How, therefore, can you assume that it is so erroneous?

It is simply ignorant to assume that feminist scholarship will be false simply because it is feminist scholarship. There is, on the contrary, a great deal of feminist scholarship that is very highly thought of–in addition to some stuff that is debatable and controversial. Where warranted, the latter do tend to fall out of favor, like discarded theories in every discipline.

There are many, many, many different positions within what can loosely be called feminist–inside and out of academia. There are also a lot of longstanding debates between different feminist positions. There is no single monolithic “feminism.” Still less a single monolithic “neo-feminism” or “feminine studies” ;).

Your initial response to Satya suggests that you have, at hand, some reliable evidence that what Satya posted derives from some sort of “feminist” agenda. Can you cite that evidence?
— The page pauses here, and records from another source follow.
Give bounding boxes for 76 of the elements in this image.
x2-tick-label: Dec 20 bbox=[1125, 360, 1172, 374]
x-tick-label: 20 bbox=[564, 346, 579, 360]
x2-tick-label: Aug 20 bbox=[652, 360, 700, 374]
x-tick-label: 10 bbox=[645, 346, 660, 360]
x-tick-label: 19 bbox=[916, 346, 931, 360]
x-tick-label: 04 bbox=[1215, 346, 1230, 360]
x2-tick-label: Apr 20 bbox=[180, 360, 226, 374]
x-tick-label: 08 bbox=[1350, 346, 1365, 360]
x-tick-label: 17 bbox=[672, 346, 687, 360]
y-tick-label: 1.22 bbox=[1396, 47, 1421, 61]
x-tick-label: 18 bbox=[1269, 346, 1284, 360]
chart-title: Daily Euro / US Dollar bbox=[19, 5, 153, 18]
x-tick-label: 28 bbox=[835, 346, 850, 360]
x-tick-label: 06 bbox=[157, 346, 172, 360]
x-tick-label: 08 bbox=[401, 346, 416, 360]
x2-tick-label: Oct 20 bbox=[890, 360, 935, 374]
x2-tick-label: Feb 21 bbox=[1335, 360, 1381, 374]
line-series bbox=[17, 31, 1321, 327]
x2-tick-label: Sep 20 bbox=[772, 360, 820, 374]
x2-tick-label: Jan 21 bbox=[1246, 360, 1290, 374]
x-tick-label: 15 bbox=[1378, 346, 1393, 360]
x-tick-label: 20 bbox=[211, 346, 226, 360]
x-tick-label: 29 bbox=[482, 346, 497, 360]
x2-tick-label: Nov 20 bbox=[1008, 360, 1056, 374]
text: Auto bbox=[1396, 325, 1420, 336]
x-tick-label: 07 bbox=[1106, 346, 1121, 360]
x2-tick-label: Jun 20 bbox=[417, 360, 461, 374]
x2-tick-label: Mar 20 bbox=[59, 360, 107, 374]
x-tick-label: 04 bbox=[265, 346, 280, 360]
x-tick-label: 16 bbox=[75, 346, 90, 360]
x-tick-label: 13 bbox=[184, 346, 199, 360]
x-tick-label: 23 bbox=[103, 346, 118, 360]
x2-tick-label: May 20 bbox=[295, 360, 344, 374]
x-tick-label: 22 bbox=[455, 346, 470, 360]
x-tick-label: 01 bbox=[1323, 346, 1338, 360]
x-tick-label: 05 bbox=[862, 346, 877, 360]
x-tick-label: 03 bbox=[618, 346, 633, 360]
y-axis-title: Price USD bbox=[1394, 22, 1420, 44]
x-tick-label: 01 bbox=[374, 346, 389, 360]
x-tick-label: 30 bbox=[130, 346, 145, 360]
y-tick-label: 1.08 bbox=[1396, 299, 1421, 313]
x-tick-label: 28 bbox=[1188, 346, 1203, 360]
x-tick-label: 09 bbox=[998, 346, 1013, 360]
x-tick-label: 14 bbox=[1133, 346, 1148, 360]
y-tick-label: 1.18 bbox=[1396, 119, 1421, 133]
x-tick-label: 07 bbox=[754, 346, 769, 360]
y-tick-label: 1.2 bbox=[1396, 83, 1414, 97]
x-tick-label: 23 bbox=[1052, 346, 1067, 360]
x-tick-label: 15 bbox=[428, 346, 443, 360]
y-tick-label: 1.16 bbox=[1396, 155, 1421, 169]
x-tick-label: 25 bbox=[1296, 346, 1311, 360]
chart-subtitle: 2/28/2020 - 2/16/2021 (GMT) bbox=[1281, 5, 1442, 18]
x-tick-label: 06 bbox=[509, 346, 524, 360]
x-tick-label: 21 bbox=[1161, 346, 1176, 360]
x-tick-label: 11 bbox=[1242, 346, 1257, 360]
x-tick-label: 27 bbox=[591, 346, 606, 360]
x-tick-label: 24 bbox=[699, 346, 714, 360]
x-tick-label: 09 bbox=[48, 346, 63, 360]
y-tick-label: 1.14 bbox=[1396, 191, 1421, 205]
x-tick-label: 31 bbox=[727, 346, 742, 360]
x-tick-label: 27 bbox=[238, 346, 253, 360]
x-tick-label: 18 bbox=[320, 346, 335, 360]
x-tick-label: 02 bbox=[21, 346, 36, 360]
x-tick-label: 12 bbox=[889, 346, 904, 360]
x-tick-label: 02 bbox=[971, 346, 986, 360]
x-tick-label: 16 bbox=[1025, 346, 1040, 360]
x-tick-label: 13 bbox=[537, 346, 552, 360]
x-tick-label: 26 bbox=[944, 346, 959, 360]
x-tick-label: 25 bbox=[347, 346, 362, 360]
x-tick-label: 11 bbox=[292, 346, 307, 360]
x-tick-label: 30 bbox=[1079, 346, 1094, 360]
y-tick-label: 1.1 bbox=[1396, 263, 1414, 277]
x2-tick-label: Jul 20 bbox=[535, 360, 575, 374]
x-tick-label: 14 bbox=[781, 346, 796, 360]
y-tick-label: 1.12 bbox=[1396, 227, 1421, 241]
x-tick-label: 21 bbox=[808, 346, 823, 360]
If not, you really shouldn’t be saying such things; or when you say them you should make clear that they are an impression you’d formed rather than something you know authoritatively.

(On the same grounds, I’d say, that Satya should have made clear from the start that what he was offering was a debatable theory.)

Yes but that is the whole point.
There is absolutely NO proof to be had on anything regarding sociology from this period.

This is PRE-history, thus no written sources. Therefore it is not easy to disprove and why we are a little mad.

Exactly. We cannot assume that society was vastly different before agirculture without extrordinary evidence. What pissed me off was that SG presented his view as established fact. I went out of my way to point out that there isn’t much evidence for anything about sex-relations.

Logically, we should lightly and consciously assume things haven’t changed too much. Not as fact, but as the simplest statement.